Chelford, too, had been a rake. If it could happen for him…

Mariah’s gaze followed Roman’s. Her lip curled. “I see we didn’t frighten you away, Miss Lancester.” She leaned forward. Her breasts crested the low bodice of her silk dress. “Tell us what it’s
like,
being Lord Montborne’s mistress. An unusual arrangement for him, one we’re beside ourselves over.”

By Jove, if she blurted out his situation with Lady Letitia, he’d see to it she never worked again.

“Roman is helping me fulfill my dream of becoming an authoress,” Lucy said, wisely ignoring Mariah’s attempt to goad her.

Mr. Tewseybury perked up. “Indeed, I’d hoped we’d be able to discuss it today. I do understand why Lord Trestin refused us popinjays, even if Steepleton does not. What do you write, then? Poetry? Literature? Witty commentary on your fellow man?”

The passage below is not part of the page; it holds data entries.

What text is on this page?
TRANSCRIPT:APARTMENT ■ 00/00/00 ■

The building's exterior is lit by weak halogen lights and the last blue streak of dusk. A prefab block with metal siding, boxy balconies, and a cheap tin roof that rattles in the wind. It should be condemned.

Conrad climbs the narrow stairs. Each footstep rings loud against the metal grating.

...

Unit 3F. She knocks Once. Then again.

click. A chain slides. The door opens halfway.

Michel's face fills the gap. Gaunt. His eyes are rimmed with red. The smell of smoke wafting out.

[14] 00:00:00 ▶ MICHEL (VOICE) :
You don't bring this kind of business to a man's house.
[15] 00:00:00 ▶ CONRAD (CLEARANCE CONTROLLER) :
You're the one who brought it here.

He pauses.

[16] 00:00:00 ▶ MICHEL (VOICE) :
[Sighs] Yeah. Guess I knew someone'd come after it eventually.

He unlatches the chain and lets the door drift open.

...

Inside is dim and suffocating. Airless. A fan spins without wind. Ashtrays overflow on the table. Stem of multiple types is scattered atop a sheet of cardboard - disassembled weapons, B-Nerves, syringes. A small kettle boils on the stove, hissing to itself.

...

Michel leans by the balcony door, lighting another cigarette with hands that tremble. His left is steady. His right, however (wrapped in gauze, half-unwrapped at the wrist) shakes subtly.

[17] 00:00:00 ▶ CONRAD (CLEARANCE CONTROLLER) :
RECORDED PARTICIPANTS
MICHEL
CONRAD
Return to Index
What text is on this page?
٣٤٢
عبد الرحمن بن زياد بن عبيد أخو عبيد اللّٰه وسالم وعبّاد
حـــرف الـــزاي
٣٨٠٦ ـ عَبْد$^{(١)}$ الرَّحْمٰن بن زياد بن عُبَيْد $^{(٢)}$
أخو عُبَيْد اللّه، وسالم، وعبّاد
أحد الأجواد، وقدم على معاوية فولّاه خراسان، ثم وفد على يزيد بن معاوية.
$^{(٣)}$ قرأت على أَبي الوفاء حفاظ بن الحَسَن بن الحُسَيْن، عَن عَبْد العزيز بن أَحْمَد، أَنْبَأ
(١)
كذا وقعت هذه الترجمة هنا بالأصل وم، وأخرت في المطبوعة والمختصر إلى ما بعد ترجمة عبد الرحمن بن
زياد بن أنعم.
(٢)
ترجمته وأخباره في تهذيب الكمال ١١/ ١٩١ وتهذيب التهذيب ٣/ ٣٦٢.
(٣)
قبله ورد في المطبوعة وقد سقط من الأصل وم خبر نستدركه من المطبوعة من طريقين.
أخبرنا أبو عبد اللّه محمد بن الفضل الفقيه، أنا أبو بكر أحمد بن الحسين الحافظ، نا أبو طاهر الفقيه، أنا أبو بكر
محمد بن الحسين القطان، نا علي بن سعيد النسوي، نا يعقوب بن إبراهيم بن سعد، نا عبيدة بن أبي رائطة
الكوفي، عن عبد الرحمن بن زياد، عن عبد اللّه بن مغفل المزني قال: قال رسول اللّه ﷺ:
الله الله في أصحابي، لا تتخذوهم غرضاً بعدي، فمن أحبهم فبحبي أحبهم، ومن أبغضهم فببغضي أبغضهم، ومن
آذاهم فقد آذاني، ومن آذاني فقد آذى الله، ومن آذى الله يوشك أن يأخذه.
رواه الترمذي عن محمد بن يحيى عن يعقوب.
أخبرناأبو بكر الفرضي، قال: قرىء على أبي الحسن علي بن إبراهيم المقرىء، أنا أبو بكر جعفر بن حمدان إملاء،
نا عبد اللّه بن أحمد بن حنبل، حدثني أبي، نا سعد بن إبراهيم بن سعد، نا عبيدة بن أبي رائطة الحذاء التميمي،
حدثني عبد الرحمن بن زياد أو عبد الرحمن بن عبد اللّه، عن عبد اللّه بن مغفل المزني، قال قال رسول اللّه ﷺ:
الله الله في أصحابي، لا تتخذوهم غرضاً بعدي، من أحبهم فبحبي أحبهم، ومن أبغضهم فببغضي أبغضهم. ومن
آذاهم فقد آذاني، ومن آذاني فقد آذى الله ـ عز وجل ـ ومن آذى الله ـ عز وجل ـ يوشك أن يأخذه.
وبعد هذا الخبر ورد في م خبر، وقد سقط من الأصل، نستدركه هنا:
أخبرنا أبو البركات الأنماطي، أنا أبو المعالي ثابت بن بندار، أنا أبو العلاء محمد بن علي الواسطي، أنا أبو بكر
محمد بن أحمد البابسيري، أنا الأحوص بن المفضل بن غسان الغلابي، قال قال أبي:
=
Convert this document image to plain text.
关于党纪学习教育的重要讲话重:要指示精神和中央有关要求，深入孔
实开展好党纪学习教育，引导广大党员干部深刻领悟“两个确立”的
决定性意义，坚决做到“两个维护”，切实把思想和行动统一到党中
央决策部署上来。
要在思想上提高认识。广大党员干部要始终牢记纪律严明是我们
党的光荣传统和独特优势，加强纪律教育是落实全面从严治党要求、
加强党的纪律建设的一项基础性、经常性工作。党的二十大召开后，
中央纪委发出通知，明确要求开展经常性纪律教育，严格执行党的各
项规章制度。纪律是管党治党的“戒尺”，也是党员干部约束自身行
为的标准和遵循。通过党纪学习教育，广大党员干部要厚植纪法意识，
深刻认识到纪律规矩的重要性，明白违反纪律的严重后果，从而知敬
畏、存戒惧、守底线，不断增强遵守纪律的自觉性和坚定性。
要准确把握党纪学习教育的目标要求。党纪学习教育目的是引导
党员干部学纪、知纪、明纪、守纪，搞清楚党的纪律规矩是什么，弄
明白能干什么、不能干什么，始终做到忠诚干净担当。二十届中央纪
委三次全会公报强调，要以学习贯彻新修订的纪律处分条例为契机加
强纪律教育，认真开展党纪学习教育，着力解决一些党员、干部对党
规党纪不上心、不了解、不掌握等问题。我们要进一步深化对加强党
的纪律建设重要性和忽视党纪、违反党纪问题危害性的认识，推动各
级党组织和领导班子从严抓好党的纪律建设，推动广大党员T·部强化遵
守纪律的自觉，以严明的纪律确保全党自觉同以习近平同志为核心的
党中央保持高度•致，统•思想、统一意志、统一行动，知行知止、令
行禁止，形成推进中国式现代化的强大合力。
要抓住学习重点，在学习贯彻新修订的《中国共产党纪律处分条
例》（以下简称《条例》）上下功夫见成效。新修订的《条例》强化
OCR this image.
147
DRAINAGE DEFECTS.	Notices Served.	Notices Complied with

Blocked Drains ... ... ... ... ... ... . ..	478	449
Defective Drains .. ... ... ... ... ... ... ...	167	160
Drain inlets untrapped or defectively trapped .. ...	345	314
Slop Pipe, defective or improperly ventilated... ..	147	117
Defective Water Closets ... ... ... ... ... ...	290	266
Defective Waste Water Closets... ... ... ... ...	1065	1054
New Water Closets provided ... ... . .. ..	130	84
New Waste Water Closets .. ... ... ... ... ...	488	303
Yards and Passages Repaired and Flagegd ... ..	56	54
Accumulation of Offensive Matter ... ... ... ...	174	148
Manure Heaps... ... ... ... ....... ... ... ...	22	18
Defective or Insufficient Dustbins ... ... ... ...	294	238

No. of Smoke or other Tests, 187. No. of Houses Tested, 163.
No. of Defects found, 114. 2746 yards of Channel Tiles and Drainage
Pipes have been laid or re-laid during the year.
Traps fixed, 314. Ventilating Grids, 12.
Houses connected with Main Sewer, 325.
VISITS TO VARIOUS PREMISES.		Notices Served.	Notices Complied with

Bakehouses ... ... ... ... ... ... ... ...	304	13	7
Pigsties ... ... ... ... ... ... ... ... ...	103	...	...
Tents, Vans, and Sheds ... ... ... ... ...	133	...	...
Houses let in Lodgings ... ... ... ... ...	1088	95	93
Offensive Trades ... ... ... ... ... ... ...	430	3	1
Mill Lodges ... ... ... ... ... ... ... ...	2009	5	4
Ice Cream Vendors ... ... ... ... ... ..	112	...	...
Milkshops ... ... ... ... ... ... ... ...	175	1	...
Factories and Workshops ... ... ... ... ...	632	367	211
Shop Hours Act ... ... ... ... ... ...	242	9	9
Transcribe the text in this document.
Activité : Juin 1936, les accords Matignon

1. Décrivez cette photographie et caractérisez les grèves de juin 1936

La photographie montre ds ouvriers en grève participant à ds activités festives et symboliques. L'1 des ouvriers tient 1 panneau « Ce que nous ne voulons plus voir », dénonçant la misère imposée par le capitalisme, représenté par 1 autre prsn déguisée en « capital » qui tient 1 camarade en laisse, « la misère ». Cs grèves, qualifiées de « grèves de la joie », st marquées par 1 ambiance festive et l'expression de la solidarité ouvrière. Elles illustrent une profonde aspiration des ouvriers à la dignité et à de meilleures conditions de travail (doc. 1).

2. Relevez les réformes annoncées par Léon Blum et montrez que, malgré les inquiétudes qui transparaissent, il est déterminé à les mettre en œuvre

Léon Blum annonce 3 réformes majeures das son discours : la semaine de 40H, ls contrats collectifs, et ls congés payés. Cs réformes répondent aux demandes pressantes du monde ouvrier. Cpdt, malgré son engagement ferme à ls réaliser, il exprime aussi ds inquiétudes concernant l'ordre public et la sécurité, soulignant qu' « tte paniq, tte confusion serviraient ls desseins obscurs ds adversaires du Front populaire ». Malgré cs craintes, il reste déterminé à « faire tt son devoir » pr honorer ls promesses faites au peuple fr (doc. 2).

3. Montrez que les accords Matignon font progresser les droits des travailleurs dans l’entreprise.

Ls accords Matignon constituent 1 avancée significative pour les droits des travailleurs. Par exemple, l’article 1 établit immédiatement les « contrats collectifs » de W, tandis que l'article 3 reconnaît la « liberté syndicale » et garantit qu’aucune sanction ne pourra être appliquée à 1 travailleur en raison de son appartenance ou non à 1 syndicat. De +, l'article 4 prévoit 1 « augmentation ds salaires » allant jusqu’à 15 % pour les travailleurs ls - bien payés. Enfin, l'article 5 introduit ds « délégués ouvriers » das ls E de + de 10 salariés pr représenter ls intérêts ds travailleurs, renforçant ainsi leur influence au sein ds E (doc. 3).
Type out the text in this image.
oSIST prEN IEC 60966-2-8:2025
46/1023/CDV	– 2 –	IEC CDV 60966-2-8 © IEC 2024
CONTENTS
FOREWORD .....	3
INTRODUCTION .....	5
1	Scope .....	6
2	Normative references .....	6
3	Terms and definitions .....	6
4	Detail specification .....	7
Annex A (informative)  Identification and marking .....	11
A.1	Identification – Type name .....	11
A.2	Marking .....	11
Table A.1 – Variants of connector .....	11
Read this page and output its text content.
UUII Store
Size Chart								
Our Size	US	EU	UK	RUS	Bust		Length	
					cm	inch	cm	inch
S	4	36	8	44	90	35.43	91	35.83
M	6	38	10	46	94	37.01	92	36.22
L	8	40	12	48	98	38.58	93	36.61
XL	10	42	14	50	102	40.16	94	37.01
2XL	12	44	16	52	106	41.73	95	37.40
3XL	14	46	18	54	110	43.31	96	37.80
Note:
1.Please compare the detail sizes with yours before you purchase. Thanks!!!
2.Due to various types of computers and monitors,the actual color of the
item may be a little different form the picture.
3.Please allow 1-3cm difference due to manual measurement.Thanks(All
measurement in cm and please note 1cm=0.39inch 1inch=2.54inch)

Lucy’s eyes danced. “Nothing so serious. I shall write novels. Lovely, sentimental novels.”

Becky dabbed the corners of her lips with a serviette as if the mere mention of sentimental novels left a sour taste in her mouth. “I should never read such rubbish.”
 

“I will,” Mr. Barton-Wright said, causing Roman to frown. “I’ll read it aloud, after the regular conversation’s been done with and we’ve all had too much brandy.”

Lucy turned to him with a too-bright smile. “Thank you.”

Roman saw red. Rationally, he knew Lucy didn’t remember Barton-Wright’s forward, disgusting behavior at the salon.
Irrationally,
he wanted to jab his walking stick between the man’s legs.

He needed a distraction. There was only so much unrequited love a man could savor before it became trying.

“Miss Lancester, I hope you’ll permit me to call on you on the morrow,” Barton-Wright said, a little too loudly.

Roman looked up and met the man’s steady stare. Barton-Wright was goading him. But why? He’d done nothing to earn the man’s derision.

“Be wary of Lord Trestin,” Steepleton put in with a sniff of his nose. “Looks down on anyone under the rank of marquis.”